Haro, Guillermo (1913–1988)

Guillermo Haro

Guillermo Haro was a Mexican astronomer best known as the co-discoverer of Herbig-Haro objects and for important work on flare stars, blue galaxies with line emission, known as Haro galaxyies, and stellar evolution and formation, and, most importantly, for putting Mexico on the astronomical map.

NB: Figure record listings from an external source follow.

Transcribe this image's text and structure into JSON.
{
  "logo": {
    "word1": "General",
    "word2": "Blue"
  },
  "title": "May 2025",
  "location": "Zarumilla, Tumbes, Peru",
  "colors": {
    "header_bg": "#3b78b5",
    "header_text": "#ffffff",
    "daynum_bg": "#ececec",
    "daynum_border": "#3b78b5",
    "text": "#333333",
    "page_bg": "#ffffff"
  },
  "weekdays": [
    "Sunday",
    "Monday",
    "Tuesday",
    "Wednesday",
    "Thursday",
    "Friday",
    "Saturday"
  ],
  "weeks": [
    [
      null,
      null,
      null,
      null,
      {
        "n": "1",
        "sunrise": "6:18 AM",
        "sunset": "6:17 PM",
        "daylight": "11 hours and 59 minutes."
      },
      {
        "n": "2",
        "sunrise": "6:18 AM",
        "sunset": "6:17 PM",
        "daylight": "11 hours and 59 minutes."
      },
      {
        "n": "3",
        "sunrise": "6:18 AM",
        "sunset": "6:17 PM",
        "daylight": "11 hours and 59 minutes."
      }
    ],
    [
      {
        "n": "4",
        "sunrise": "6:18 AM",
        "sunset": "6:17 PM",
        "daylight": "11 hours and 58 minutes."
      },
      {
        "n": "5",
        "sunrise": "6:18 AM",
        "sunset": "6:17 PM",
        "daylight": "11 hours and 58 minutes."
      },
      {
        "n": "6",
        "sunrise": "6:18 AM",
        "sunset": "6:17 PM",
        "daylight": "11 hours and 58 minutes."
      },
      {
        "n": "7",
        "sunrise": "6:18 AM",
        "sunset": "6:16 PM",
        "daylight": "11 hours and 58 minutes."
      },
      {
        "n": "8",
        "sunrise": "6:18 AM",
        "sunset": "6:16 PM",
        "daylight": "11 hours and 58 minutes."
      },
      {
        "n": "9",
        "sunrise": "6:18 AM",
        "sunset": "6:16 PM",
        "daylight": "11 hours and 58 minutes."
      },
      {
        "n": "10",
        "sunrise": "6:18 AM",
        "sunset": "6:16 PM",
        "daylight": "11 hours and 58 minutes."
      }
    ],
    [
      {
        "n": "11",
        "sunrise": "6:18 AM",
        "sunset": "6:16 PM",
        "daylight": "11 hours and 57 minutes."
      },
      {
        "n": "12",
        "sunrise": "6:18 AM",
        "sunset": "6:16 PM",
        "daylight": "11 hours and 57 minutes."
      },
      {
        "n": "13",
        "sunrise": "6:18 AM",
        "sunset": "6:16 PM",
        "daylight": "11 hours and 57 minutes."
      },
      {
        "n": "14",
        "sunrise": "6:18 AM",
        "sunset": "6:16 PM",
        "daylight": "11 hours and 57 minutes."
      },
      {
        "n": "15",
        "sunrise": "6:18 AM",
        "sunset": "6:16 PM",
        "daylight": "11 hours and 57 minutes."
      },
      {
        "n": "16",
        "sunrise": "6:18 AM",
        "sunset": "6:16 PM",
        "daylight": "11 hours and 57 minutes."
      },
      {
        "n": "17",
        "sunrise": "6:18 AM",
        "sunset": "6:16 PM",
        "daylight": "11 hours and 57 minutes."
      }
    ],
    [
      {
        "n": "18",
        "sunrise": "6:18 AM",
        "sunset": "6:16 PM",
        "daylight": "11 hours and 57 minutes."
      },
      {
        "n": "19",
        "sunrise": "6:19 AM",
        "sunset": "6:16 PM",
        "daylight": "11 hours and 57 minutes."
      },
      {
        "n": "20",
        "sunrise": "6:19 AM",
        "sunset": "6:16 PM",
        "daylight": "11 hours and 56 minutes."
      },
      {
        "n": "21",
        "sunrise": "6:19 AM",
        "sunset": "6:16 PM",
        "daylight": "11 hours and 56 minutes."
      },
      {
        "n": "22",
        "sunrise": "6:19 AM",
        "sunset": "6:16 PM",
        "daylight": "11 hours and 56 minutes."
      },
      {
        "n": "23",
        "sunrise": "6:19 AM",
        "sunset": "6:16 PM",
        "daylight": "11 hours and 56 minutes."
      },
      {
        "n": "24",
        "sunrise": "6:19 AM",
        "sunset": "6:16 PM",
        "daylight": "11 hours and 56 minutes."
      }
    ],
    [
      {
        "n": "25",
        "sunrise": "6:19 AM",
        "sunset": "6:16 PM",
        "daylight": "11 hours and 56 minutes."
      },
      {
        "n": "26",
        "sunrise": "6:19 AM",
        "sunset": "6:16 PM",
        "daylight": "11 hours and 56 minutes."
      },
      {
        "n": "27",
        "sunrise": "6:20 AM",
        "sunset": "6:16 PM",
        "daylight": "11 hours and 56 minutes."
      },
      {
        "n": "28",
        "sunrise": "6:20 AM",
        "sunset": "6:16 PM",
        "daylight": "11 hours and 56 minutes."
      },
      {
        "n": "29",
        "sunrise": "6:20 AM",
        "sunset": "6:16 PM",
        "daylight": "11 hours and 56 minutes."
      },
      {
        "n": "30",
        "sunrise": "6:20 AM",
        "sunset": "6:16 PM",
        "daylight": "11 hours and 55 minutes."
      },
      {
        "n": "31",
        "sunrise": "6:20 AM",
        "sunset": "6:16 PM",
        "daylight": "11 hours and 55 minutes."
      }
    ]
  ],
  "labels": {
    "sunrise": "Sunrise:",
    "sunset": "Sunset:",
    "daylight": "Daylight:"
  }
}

Haro grew up amid the turbulence of the Mexican Revolution and began his early studies in law. After discovering astronomy through the motivation of L. E. Erro, Haro left law and became his assistant. From 1943 and 1947 he carried out research in the United States at Harvard College Observatory, Case Observatory of the University of Chicago, and McDonald Observatory. Subsequently he served as director of the Observatory Astronómico de Tacubaya, the Instituto de Astoronomia, and the Observatory Astronómico Nacional. He also started the project to establish the Observatory of San Pedro Mártir, Baja California, in 1968, which now bears his name.


Haro galaxy


Haro 3 (NGC 3353)
Haro 3 (NGC 3353). Image: Sloan Digital Sky Survey.


A Haro galaxy is a blue galaxy similar to a Markarian galaxy, often elliptical or lenticular in form, whose spectrum shows bright, sharp emission lines. The emission may be from an active galactic nucleus or from a recent burst of star formation. These galaxies are named after Guillermo Haro, who discovered them in 1956.